— Я не помню, говорили ли. Принимали участие в разработке целой программы, вот вы мне что говорили. Затем вы спрашивали о письме к Нарышкиной, о котором я упомянул. Я хотел об этом написать, там я немного отходил от того, что здесь, т.-е., там я высказывал, что желательно повременить с созывом Думы, что созыва ее теперь невозможно допустить. Но как раз он произошел. Я писал это числа 18 декабря, и тут был перерыв на 11 января, потом было отсрочено по ходатайству Голицына. Но там я высказывался не за роспуск, сейчас, в виду длящегося и исключительно острого настроения, это было бы возможно. Только сошла одна, и опять на то же место приходит следующая по алфавиту буква.
Председатель.
— Какова была позиция Протопопова по отношению к этой записке Говорухи-Отрока или к той записке Римского-Корсакова?
Маклаков.
— О Протопопове одно могу сказать, что про эту записку он ничего не знает, я думаю, если государь не показывал.[76] Бывало так: он несколько раз переваривал записку и просил дать заключение о том, что писалось. К Римскому-Корсакову он относился очень хорошо. Вообще, в правой группе Римский-Корсаков пользовался общим большим расположением, как безыскусственный, прямой человек. Так что, я не знаю, какое там о записке было дело, но Протопопов был занят, главным образом, не теорией вопроса, а политикой: распустить, не распустить. Он ближайшим моментом был занят, а группа смотрела дальше, на будущее. Мы немного эгоистично этот момент учитывали постольку, поскольку он мог отразиться на будущем. С Протопоповым мы по этому поводу ничего не говорили, кроме того, что я говорил про роспуск; когда он состоялся, я не верил; по-моему, нет сейчас ничего хуже вот таких роспусков.
Председатель.
— Вы не отрицаете того, что к этому времени относится некоторое сближение ваше с Протопоповым?
Маклаков.
— Сближение? Нет. У Протопопова была манера «дорогой мой» говорить со второго слова. Встречаясь, целуется со всеми. Что я у него чаще бывал? Тогда меня спрашивали. Вы ставите в связь с убийством Распутина, что после этого, т.-е., с конца декабря до марта, мы чаще виделись? Тут я около месяца пробыл в деревне. Остальное время — могло показаться.
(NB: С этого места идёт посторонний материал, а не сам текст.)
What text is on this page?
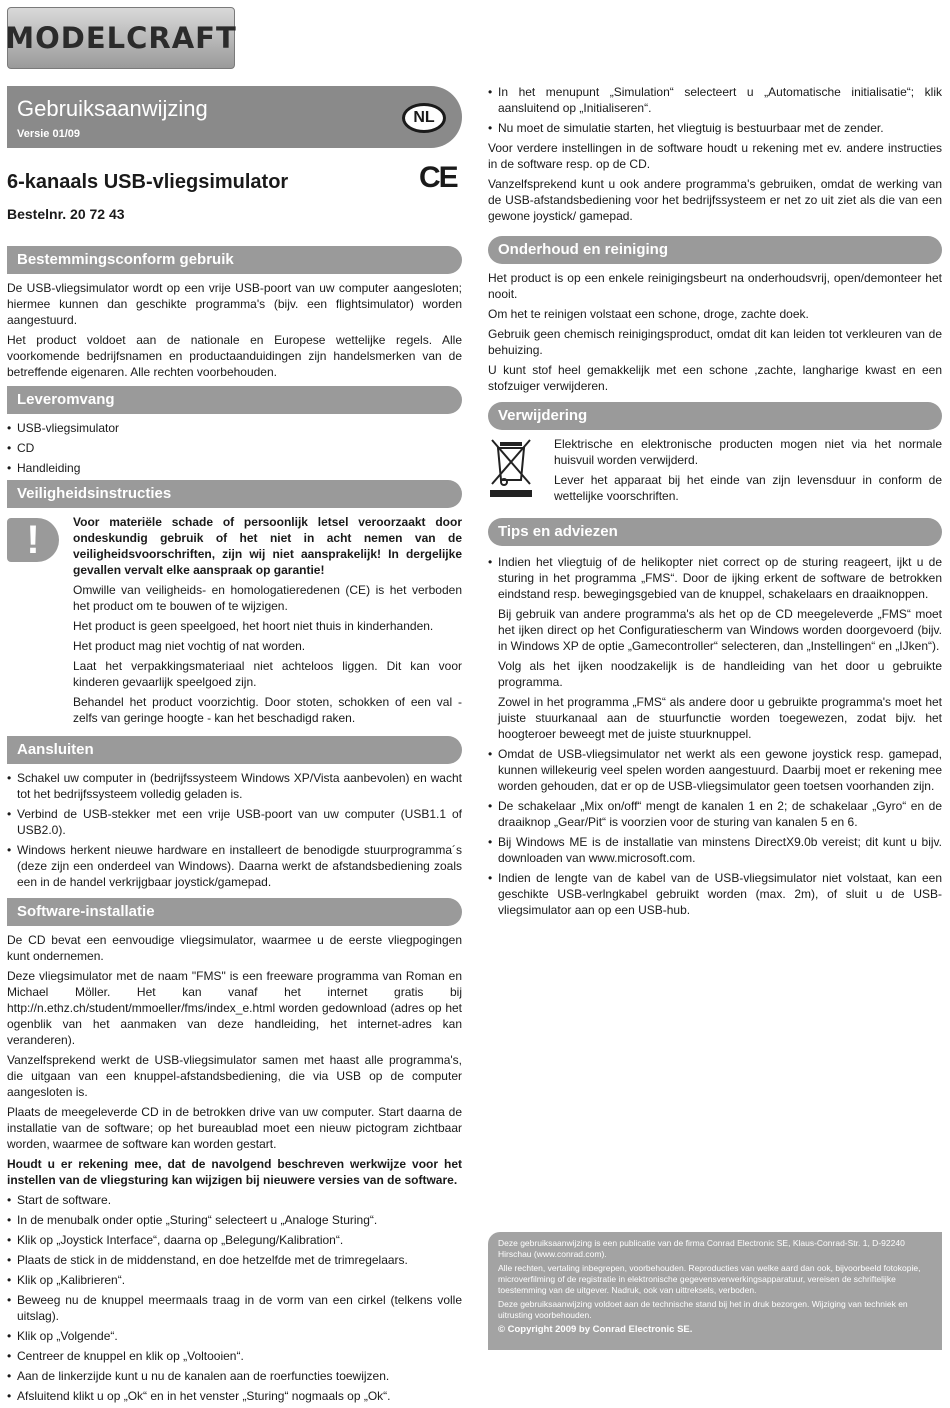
MODELCRAFT
Gebruiksaanwijzing
Versie 01/09
NL
6-kanaals USB-vliegsimulator	CE
Bestelnr. 20 72 43
Bestemmingsconform gebruik

De USB-vliegsimulator wordt op een vrije USB-poort van uw computer aangesloten; hiermee kunnen dan geschikte programma's (bijv. een flightsimulator) worden aangestuurd.

Het product voldoet aan de nationale en Europese wettelijke regels. Alle voorkomende bedrijfsnamen en productaanduidingen zijn handelsmerken van de betreffende eigenaren. Alle rechten voorbehouden.

Leveromvang
• USB-vliegsimulator
• CD
• Handleiding
Veiligheidsinstructies
!	Voor materiële schade of persoonlijk letsel veroorzaakt door ondeskundig gebruik of het niet in acht nemen van de veiligheidsvoorschriften, zijn wij niet aansprakelijk! In dergelijke gevallen vervalt elke aanspraak op garantie!

Omwille van veiligheids- en homologatieredenen (CE) is het verboden het product om te bouwen of te wijzigen.

Het product is geen speelgoed, het hoort niet thuis in kinderhanden.

Het product mag niet vochtig of nat worden.

Laat het verpakkingsmateriaal niet achteloos liggen. Dit kan voor kinderen gevaarlijk speelgoed zijn.

Behandel het product voorzichtig. Door stoten, schokken of een val - zelfs van geringe hoogte - kan het beschadigd raken.

Aansluiten
• Schakel uw computer in (bedrijfssysteem Windows XP/Vista aanbevolen) en wacht tot het bedrijfssysteem volledig geladen is.
• Verbind de USB-stekker met een vrije USB-poort van uw computer (USB1.1 of USB2.0).
• Windows herkent nieuwe hardware en installeert de benodigde stuurprogramma´s (deze zijn een onderdeel van Windows). Daarna werkt de afstandsbediening zoals een in de handel verkrijgbaar joystick/gamepad.
Software-installatie

De CD bevat een eenvoudige vliegsimulator, waarmee u de eerste vliegpogingen kunt ondernemen.

Deze vliegsimulator met de naam "FMS" is een freeware programma van Roman en Michael Möller. Het kan vanaf het internet gratis bij http://n.ethz.ch/student/mmoeller/fms/index_e.html worden gedownload (adres op het ogenblik van het aanmaken van deze handleiding, het internet-adres kan veranderen).

Vanzelfsprekend werkt de USB-vliegsimulator samen met haast alle programma's, die uitgaan van een knuppel-afstandsbediening, die via USB op de computer aangesloten is.

Plaats de meegeleverde CD in de betrokken drive van uw computer. Start daarna de installatie van de software; op het bureaublad moet een nieuw pictogram zichtbaar worden, waarmee de software kan worden gestart.

Houdt u er rekening mee, dat de navolgend beschreven werkwijze voor het instellen van de vliegsturing kan wijzigen bij nieuwere versies van de software.

• Start de software.
• In de menubalk onder optie „Sturing“ selecteert u „Analoge Sturing“.
• Klik op „Joystick Interface“, daarna op „Belegung/Kalibration“.
• Plaats de stick in de middenstand, en doe hetzelfde met de trimregelaars.
• Klik op „Kalibrieren“.
• Beweeg nu de knuppel meermaals traag in de vorm van een cirkel (telkens volle uitslag).
• Klik op „Volgende“.
• Centreer de knuppel en klik op „Voltooien“.
• Aan de linkerzijde kunt u nu de kanalen aan de roerfuncties toewijzen.
• Afsluitend klikt u op „Ok“ en in het venster „Sturing“ nogmaals op „Ok“.
• In het menupunt „Simulation“ selecteert u „Automatische initialisatie“; klik aansluitend op „Initialiseren“.
• Nu moet de simulatie starten, het vliegtuig is bestuurbaar met de zender.

Voor verdere instellingen in de software houdt u rekening met ev. andere instructies in de software resp. op de CD.

Vanzelfsprekend kunt u ook andere programma's gebruiken, omdat de werking van de USB-afstandsbediening voor het bedrijfssysteem er net zo uit ziet als die van een gewone joystick/ gamepad.

Onderhoud en reiniging

Het product is op een enkele reinigingsbeurt na onderhoudsvrij, open/demonteer het nooit.

Om het te reinigen volstaat een schone, droge, zachte doek.

Gebruik geen chemisch reinigingsproduct, omdat dit kan leiden tot verkleuren van de behuizing.

U kunt stof heel gemakkelijk met een schone ,zachte, langharige kwast en een stofzuiger verwijderen.

Verwijdering

Elektrische en elektronische producten mogen niet via het normale huisvuil worden verwijderd.

Lever het apparaat bij het einde van zijn levensduur in conform de wettelijke voorschriften.

Tips en adviezen
• Indien het vliegtuig of de helikopter niet correct op de sturing reageert, ijkt u de sturing in het programma „FMS“. Door de ijking erkent de software de betrokken eindstand resp. bewegingsgebied van de knuppel, schakelaars en draaiknoppen.
Bij gebruik van andere programma's als het op de CD meegeleverde „FMS“ moet het ijken direct op het Configuratiescherm van Windows worden doorgevoerd (bijv. in Windows XP de optie „Gamecontroller“ selecteren, dan „Instellingen“ en „IJken“).
Volg als het ijken noodzakelijk is de handleiding van het door u gebruikte programma.
Zowel in het programma „FMS“ als andere door u gebruikte programma's moet het juiste stuurkanaal aan de stuurfunctie worden toegewezen, zodat bijv. het hoogteroer beweegt met de juiste stuurknuppel.
• Omdat de USB-vliegsimulator net werkt als een gewone joystick resp. gamepad, kunnen willekeurig veel spelen worden aangestuurd. Daarbij moet er rekening mee worden gehouden, dat er op de USB-vliegsimulator geen toetsen voorhanden zijn.
• De schakelaar „Mix on/off“ mengt de kanalen 1 en 2; de schakelaar „Gyro“ en de draaiknop „Gear/Pit“ is voorzien voor de sturing van kanalen 5 en 6.
• Bij Windows ME is de installatie van minstens DirectX9.0b vereist; dit kunt u bijv. downloaden van www.microsoft.com.
• Indien de lengte van de kabel van de USB-vliegsimulator niet volstaat, kan een geschikte USB-verlngkabel gebruikt worden (max. 2m), of sluit u de USB-vliegsimulator aan op een USB-hub.
Deze gebruiksaanwijzing is een publicatie van de firma Conrad Electronic SE, Klaus-Conrad-Str. 1, D-92240 Hirschau (www.conrad.com).
Alle rechten, vertaling inbegrepen, voorbehouden. Reproducties van welke aard dan ook, bijvoorbeeld fotokopie, microverfilming of de registratie in elektronische gegevensverwerkingsapparatuur, vereisen de schriftelijke toestemming van de uitgever. Nadruk, ook van uittreksels, verboden.
Deze gebruiksaanwijzing voldoet aan de technische stand bij het in druk bezorgen. Wijziging van techniek en uitrusting voorbehouden.
© Copyright 2009 by Conrad Electronic SE.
Во-первых, в церкви, когда я говел, проходил как-то батюшка и сказал мне: «Министр просит вас на минутку». Так было два раза. Один раз я приезжал, когда получил поручение написать проект манифеста; второй раз я приехал с черновиком, чтобы его обсудить. Вот вам, как будто два дня под ряд неразлучной дружбы. У меня не было сближения с ним. Что в нем было симпатично, это то, что он необычайно откровенно исповедовал свою преданность государю, совершенно открыто, даже в тех кругах и при тех людях, при которых это несомненно для него было невыгодно. Он меня этим подкупал. Но это единственное.
Председатель.
— Но у вас не подымался вопрос о сотрудничестве в совете министров? Он проводил вас одним из членов совета министров.
Маклаков.
— Он без конца об этом говорил.
Председатель.
— Вот видите; это я и назвал некоторым сближением.
Маклаков.
— Во-первых (теперь вы можете не поверить), я никогда бы не пошел. Разговор был, когда письмо пришло, Протопопов тоже не знал, что это за письмо. По крайней мере, совершенно искренно давал слово, что не знает. Он говорил: «Это напрасно, вам не надо было уезжать. Вы наверное вошли бы в состав». Я говорю: «Никогда бы не пошел». Я пошел тогда, когда верил, что можно кое-что сделать. Но теперь, когда я вижу, что больше не на что опираться, я бы не пошел.
Председатель.
— Вы ясно сознавали, что дело строя проиграно?
Маклаков.
— Да, да, в том отношении, что партийно только можно бы поставить. Я считал, что, в случае победоносного окончания войны, такой будет общий подъем и радость, что они выльются в очень хорошую форму, в конце концов, и с одной и с другой стороны, в массах народных, и сверху, там бы это было.[77]
Председатель.
— Так что революция вам представлялась тогда неизбежной, но вы думали, что она будет после окончания войны и, быть может, в несколько иных формах?
Маклаков.
— И, быть может, выльется в другую сторону; несомненно, назревало то, что нужно сделать для одних и для других. Для меня самое трудное было в службе, что вызывало рефлекторное настораживание, — это чисто политическая боевая линия, не в смысле террористическом, а в смысле завоевания; у нас именно этого духа борьбы, ни одного атома боевого в среде правительства не было.